Fortunately, The Activist took the kid to a vet who dosed it up with some antibiotics and convinced it to eat from a bottle. The baby survived and was re-homed with some seemingly-sensible people who now love the little animal.
But, the story easily could’ve had a different, tragic ending because of the rash act of The Activist.
Time for a breather.
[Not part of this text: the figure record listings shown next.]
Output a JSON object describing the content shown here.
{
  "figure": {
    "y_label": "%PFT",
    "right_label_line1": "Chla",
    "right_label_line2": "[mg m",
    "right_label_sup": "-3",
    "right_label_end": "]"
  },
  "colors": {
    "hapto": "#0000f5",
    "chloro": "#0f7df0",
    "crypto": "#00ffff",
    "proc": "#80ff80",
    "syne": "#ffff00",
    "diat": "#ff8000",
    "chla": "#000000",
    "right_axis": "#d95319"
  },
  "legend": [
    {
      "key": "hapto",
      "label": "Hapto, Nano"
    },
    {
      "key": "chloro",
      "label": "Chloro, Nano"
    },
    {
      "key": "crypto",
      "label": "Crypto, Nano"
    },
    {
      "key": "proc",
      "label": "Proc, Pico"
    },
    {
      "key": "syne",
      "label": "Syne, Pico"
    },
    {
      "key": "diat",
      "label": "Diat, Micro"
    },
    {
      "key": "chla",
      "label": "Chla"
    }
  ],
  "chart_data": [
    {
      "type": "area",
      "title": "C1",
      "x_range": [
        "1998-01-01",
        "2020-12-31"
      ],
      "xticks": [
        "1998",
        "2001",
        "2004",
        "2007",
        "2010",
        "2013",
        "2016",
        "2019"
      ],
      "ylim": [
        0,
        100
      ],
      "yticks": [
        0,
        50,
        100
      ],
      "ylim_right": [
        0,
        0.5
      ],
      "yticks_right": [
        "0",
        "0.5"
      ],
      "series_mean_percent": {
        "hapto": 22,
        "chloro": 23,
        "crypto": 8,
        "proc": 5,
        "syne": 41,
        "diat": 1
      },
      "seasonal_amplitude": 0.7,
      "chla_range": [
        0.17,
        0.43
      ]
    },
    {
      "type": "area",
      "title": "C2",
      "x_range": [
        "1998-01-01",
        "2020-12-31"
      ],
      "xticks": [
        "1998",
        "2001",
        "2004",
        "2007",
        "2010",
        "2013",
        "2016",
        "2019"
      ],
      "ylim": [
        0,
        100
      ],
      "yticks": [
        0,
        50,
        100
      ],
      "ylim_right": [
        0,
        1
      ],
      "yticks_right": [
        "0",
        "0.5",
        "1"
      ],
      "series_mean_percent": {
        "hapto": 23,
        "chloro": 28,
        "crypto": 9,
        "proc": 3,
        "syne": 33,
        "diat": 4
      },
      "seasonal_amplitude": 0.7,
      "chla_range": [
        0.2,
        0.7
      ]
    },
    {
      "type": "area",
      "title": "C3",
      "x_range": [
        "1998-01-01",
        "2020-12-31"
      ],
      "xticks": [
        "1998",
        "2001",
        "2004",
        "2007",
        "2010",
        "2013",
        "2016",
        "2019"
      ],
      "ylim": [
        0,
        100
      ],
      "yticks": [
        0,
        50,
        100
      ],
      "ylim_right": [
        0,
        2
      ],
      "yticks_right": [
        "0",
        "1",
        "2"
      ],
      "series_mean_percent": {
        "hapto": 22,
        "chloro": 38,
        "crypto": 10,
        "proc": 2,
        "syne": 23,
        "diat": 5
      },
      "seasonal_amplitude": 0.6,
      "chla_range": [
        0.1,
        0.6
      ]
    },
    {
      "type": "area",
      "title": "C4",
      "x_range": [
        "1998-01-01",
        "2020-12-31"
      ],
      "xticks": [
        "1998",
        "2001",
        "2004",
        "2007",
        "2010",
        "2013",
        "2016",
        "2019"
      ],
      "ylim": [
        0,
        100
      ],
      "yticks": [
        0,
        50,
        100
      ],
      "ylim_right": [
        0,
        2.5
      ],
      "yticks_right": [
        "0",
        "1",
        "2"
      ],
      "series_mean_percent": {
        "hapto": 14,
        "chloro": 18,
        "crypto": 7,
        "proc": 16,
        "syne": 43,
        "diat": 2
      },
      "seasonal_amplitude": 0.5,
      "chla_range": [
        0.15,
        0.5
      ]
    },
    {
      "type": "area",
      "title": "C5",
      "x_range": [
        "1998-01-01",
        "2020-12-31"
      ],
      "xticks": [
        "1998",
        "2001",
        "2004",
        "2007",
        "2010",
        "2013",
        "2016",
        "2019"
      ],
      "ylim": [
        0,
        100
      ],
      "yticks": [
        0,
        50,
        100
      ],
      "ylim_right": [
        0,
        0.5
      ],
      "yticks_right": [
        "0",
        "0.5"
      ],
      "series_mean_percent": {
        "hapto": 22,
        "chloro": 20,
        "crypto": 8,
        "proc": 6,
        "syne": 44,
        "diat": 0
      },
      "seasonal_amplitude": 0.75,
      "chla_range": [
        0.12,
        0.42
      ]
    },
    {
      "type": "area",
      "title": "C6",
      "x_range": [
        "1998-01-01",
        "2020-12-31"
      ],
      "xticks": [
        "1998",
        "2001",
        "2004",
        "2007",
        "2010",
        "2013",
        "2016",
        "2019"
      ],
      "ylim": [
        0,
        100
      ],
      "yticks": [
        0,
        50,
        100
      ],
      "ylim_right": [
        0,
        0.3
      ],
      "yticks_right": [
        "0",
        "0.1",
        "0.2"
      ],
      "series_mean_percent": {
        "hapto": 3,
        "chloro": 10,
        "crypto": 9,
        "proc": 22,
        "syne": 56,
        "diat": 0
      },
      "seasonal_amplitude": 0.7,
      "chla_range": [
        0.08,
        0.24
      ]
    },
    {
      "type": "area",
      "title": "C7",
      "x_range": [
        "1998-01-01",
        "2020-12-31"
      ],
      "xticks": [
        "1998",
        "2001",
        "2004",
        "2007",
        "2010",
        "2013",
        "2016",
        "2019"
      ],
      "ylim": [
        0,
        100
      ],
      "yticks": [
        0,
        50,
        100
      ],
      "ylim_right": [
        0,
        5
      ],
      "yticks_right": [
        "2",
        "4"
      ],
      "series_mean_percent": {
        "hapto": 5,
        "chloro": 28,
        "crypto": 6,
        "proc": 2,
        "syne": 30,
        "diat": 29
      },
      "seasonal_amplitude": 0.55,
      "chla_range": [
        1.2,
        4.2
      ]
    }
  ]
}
I need to get my blood pressure back down. 
Here’s a cute baby goat video of the antics of our goat “Sofie” and her farmyard friends. 
The Antics of Sofie
Yes, of course, there are some bad farmers out there. And, yes, some animals are raised in deplorable conditions (people, too, for that matter).
As a society we must be careful not to view everything exclusively through our personal biases. Just because there are some bad people, doesn’t mean all people are bad.
 
The Law of the Hammer and the Nail


And for God’s sake, we need to educate ourselves before we react.